The memories of still Minneapolis "haunt" the couple, Fox writes, adding "the city changed—and it was too much." Faith in God served as the "guiding principle" to sell their condo.

The low-rent HGTV knockoff that follows shows Tom and Vanessa cruising the Wisconsin countryside in their pickup truck, hands clasped firmly together at all times. Casone rattles off housing price numbers for the area, seemingly suggesting that an 11% spike amounts to an exodus from the Twin Cities. (There's no mention of the booming downtown Minneapolis condo market.) The success of Vanessa's "social selling business," which we're told is much different than a MLM scheme, allowed them the flexibility to flee the downtown wasteland into which high-end developers are currently pouring hundreds of millions.

We get breakaway insight into Tom and Vanessa, both of whom were divorced, meeting at the gym. Tom recalls telling a friend that his next wife will be exactly six years older than him and have exactly two kids. "Voila!" A protracted shot of the couple hugging side-by-side segues into the housing search for something in the $850,000 range.
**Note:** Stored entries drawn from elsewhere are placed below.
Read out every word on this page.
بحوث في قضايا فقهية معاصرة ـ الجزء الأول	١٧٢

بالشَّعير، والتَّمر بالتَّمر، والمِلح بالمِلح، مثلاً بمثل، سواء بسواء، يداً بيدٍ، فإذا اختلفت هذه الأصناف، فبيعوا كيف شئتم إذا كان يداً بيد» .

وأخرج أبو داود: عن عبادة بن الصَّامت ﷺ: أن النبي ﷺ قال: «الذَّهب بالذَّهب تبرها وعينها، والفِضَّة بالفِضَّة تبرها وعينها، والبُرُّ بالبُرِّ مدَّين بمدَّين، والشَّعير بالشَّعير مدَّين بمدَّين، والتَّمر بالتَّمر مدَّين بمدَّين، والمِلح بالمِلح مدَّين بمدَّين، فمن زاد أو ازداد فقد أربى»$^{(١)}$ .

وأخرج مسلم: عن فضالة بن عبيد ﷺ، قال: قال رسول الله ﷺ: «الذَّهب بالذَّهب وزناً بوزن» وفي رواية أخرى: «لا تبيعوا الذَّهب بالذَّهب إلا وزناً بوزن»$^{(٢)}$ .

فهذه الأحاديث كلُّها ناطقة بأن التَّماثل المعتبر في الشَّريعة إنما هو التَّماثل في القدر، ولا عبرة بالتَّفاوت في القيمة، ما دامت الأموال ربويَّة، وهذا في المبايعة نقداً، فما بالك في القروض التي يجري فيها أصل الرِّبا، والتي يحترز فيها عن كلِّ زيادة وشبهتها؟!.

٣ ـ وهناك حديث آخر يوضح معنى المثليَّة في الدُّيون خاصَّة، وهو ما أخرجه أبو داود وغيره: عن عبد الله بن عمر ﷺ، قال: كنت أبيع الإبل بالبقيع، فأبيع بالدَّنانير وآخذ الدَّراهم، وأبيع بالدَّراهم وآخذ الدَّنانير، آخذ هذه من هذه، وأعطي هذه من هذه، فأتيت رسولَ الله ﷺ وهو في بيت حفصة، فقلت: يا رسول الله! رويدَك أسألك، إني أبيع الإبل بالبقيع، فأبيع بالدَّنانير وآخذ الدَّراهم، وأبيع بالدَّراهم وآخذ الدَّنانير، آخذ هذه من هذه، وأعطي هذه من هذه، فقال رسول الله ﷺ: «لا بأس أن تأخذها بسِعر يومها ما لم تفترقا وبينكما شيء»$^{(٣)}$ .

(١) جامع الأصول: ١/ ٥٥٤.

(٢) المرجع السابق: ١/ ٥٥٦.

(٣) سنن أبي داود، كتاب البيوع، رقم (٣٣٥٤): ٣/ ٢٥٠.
The crew films Tom and Vanessa scouting a 5,000-square-foot log cabin-style home that's listed for $950,000. There's some fun debate over how to pronounce sauna; there's a secret room that their seven-year-old grandson Asher would love. (We see a photo of Asher holding a giant handgun.) Prime candidates for the cutting room floor, like a scene where Vanessa identifies the fireplace flue, remain intact. The episode concludes with Tom listing things he fundamentally doesn't like about the property.

The fun of these shows is the side-by-side decision making, though we never see Tom and Vanessa in any other homes. Eventually, the couple found a completely different house in Hudson that Fox never shows or mentions. (Incidentally, Racket once highlighted the former Girl Scout lodge that's situated inside the same luxury development.)

American Dream Home doesn't succeed in producing intentionally compelling TV, and I'm a sucker for house-hunting shows, but its slapdash narrative should inspire approving nods from couch-bound Fox viewers; its almost Tim & Eric-ish production borders on parody. For Twin Cities homebuyers, the fear-based exit of Tom and Vanessa frees up much-needed inventory in the red-hot Minneapolis housing market.